In the 11 century B.C, Wen Wang, the king of Zhou (today's Xi'an in northwest China) was put in Shang's royal jail because he was accused of rebelling against the Shang emperor. Worried about the fate of his country and bored with all the time on his hand, he studied I-Ching and extended the interpretation of motion and change to this ancient theory. According to the history wrote by his descendants, he successfully predicted the falling of Shang and the raising of Zhou.  The famous study notes became official interpretation of I-Ching, the great book of change! Many cases, I-Ching is refereed as 'Zhou I' to credit the contribution of the king of Zhou. It views the world in such a dynamic way that in the eyes of time, the world is just an endless cycle. Historians agrees that the interpretation of  I-Ching was written way before Wen Wang. What he did was only to add the foot notes. In the mean time, historians also agrees that the Wen Wang's interpretation was the first successful attempt of making it understandable to regular people.

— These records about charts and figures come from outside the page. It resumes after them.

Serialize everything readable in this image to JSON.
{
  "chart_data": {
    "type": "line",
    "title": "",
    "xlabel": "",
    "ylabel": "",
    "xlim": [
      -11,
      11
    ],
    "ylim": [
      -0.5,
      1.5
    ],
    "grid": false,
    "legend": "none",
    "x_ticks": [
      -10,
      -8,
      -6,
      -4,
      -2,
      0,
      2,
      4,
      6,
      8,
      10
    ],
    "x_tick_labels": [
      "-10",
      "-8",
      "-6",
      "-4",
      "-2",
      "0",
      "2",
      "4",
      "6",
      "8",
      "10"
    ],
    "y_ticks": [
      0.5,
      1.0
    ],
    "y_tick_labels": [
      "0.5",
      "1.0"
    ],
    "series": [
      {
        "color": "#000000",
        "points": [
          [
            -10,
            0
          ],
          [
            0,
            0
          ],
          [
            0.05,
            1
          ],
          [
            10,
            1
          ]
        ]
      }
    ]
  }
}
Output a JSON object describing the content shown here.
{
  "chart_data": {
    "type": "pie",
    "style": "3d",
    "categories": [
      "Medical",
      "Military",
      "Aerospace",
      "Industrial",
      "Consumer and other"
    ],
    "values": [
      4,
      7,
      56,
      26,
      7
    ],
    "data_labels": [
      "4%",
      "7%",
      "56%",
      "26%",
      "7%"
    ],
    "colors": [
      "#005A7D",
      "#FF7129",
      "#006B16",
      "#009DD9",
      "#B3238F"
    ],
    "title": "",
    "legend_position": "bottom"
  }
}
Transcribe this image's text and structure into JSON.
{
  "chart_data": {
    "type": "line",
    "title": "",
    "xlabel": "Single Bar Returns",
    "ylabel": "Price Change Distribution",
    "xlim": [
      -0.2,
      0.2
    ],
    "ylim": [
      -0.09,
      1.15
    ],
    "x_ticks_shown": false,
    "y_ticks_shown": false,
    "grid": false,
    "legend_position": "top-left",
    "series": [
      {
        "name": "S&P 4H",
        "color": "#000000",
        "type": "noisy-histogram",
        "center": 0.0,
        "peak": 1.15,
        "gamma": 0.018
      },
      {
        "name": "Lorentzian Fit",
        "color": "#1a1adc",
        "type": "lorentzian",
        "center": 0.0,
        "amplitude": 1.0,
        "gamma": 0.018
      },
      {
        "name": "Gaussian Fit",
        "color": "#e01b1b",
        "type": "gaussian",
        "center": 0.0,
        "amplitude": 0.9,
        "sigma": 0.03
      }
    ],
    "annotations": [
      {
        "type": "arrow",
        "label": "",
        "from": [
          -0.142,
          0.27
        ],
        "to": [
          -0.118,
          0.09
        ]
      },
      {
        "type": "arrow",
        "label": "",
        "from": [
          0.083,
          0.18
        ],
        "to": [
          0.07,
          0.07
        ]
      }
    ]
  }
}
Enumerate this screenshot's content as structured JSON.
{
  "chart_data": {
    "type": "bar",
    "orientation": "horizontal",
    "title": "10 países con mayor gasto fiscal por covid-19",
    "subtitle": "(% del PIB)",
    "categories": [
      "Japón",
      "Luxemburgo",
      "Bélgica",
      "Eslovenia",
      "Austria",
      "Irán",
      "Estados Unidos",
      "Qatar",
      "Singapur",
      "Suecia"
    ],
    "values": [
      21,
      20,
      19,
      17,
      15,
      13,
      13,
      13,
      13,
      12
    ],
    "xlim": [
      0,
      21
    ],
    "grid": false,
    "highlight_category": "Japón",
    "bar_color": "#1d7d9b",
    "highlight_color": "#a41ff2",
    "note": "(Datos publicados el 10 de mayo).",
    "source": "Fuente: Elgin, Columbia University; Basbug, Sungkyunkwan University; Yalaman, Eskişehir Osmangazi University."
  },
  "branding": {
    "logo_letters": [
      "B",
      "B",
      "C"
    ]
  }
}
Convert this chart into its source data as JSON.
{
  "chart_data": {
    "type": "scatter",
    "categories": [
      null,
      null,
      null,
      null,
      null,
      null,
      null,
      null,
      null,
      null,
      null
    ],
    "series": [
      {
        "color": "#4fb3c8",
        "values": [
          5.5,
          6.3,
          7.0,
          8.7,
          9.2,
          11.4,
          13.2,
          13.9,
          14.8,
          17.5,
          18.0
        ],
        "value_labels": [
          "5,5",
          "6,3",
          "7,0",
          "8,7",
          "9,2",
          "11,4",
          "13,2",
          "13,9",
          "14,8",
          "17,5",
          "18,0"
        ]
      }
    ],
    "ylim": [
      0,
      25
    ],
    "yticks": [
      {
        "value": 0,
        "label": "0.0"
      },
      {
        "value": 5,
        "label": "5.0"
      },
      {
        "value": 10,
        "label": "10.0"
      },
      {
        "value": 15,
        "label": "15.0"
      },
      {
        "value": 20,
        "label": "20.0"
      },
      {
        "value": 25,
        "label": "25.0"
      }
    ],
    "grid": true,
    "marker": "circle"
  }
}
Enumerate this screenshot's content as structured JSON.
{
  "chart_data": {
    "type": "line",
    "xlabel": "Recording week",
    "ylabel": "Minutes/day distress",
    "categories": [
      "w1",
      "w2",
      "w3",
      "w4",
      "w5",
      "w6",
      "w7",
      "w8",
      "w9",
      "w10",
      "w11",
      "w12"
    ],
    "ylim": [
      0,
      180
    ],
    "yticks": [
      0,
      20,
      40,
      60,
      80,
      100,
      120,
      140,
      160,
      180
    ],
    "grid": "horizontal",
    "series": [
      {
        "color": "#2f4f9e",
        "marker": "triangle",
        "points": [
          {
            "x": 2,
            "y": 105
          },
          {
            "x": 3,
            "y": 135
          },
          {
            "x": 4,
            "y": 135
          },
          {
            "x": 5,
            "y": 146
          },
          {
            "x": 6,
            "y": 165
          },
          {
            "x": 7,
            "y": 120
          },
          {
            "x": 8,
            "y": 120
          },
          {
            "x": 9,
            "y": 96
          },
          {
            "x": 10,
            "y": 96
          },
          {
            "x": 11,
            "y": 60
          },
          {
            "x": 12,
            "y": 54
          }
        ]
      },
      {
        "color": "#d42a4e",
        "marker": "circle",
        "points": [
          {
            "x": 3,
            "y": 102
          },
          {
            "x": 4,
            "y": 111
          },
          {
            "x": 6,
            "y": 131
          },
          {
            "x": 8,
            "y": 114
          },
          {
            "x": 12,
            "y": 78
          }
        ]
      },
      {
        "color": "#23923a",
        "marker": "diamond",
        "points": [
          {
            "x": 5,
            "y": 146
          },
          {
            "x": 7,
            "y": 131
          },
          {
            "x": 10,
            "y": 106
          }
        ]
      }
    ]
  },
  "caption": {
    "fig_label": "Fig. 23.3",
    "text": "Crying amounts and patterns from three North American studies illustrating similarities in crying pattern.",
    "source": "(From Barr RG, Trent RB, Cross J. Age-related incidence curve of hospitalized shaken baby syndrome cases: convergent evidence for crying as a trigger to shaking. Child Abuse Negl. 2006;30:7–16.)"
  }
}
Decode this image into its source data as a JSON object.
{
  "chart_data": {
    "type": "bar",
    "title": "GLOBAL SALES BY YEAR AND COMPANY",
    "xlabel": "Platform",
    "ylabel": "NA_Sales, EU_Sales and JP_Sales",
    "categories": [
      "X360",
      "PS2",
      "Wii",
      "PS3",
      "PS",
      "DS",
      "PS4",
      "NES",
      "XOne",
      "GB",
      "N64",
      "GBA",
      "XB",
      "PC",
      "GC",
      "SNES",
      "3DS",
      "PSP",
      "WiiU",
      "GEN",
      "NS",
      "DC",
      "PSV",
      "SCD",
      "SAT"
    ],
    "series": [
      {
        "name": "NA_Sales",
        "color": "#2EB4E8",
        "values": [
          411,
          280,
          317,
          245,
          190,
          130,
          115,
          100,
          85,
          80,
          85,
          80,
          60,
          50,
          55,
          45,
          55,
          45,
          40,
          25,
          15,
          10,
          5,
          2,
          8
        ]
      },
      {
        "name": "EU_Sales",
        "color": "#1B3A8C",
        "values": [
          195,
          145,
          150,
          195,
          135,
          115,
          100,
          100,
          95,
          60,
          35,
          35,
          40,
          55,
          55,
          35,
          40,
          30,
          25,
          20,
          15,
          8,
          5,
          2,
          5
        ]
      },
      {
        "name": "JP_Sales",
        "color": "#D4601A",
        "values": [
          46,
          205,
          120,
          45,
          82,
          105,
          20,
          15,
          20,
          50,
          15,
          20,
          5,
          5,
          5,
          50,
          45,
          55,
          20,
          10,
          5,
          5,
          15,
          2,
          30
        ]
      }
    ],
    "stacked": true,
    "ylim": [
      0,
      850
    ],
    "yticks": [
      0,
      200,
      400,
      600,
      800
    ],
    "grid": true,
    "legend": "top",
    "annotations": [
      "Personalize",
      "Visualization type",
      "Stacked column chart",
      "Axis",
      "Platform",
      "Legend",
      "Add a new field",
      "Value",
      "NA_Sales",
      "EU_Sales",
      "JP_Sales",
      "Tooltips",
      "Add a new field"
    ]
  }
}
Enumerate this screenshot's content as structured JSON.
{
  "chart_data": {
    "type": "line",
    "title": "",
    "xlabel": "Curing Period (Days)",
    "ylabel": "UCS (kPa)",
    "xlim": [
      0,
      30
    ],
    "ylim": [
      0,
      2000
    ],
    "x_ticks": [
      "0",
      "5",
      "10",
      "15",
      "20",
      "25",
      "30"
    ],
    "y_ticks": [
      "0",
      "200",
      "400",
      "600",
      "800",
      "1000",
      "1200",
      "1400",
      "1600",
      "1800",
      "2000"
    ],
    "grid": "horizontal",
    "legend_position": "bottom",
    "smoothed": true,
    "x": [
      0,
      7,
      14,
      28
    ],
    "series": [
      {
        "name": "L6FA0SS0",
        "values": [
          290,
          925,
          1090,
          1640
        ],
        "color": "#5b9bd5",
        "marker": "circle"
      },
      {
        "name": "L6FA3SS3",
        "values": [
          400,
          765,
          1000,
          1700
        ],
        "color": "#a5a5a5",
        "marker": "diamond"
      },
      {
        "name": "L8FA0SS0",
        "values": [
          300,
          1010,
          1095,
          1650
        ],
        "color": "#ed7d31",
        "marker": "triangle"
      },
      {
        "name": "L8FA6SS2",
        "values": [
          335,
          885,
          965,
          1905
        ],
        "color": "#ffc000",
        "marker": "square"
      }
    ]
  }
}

Also in the Zhou dynasty, a sophisticated lunar calendar based on the 10 celestial stems and 12 earthly branches was well established. By marking the compass with the 10 celestial stems and 12 earthly branches, the space and time met the first time. 

I-Ching was the most popular book among the Zhou dynasty (1100-256 B.C.) scholars. The famous ones included the Lao Tzu, who started the Tao philosophy, and Confucius, who started the first public school that opened to the commoners. This also marked the first schism in I-Ching scholars that was ever recorded.